Nice. Rising Damp institutionalised. Even though the majority of trendy flats don't meet the minimum requirements for decent living in public housing (the Parker Morris rules of 1961), the poor are going to be denied even that. Let's not forget that this includes a large number of people doing paid work in expensive cities. It'll be harder to have a private life, which gets more and more important as you get older. Because I studied for many more years than most, I lived in shared houses between 1993-2009. I liked the majority of my housemates, but it got harder and harder to cram my (cheap) possessions into one space, to share nasty kitchen equipment, cope with messiness and queue for bathroom space. Single beds and cold water are fine for a while, before life really starts, but quickly lose their appeal.

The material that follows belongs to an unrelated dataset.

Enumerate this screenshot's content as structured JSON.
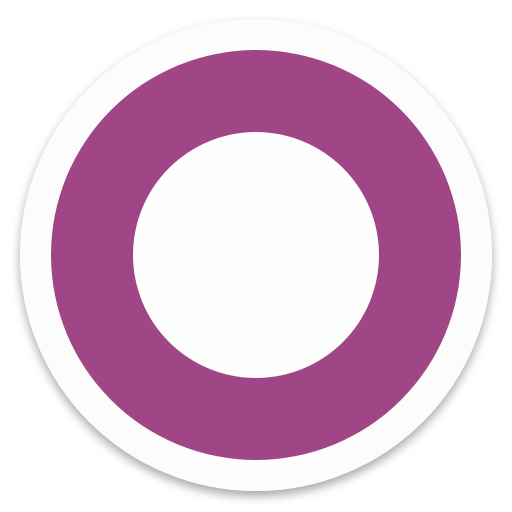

This nasty little rule removes dignity without a care. Imagine having a decent job in your thirties - perhaps as a university lecturer. You've lost your job because the Tories think literature and media criticism are subversive doss subjects. You sign on for your £40 per week and apply for housing benefit to cover your 1-bedroom flat, only to find that you have to move into a single bedroom to get any support. So you move to an even nastier area of town (perhaps where you started). Goodbye to most of your books and music, perhaps a bike, sports equipment, stereo, some of your clothes, most of your kitchen things, the sticks of third-hand furniture you've acquired, your TV. Hello to dirty bathrooms, poor heating, filthy kitchens, your housemates' choice of entertainment, the screams and bangs of several playstations booming through the walls. Your partner feels less inclined to come round and you stop inviting friends for dinner.

Before long, you're depressed, lonely and isolated. Jobs seem harder to get. Life becomes unutterably worse. Then the best to be hoped is that you go on an anti-Tory killing spree, but you probably don't have the energy.


• £135m by cutting the mobility component in disability living allowance for people in residential care.


Nice. You old people can just sit in those wee-sodden plastic chairs arranged round the edges of the room. What do you want to go out for? Eh? Shut up and swallow your tranquillisers.




the Warm Front programme, which helps the poorest makes their homes warmer, is going... 
the climate change department's budget is being cut 5% a year (about 20% over four years?)


Another delightful touch. We provide rubbish state housing or drive the poor into slums owned, then cost them more money and help damage the environment by cutting a scheme which a) provided jobs b) protected the environment and c) saved everyone (residents and taxpayers) money. Who needs to prevent climate change anyway? It'll help unemployed teens grow more dope, and the armies of the homeless won't need so many newspapers and clothes to keep warm.

 30% cuts to the budgets of both Sport England and UK Sport. These are massive and mean dismantling much of sport in local communities. These organisations are vital in plugging the gap in provision of proper sport in state schools and are fantastic examples of the kind of "big society" initiatives the coalition is supposed to want. 

Another fine touch. It's very clear: sport for the poor is meant to be something you pay Murdoch to watch, not something you do. If you're fat, it's your individual fault and you should eat less (which is going to be easy given the hardship people face). Now clear orff paupers, the polo team needs your playing field.

I was talking to my students today about the morality of sex work. Soon I'll be exploring the practicalities. As Adam said to me once, 'don't sit on your arse, rent it'. (Adam Smith would no doubt agree).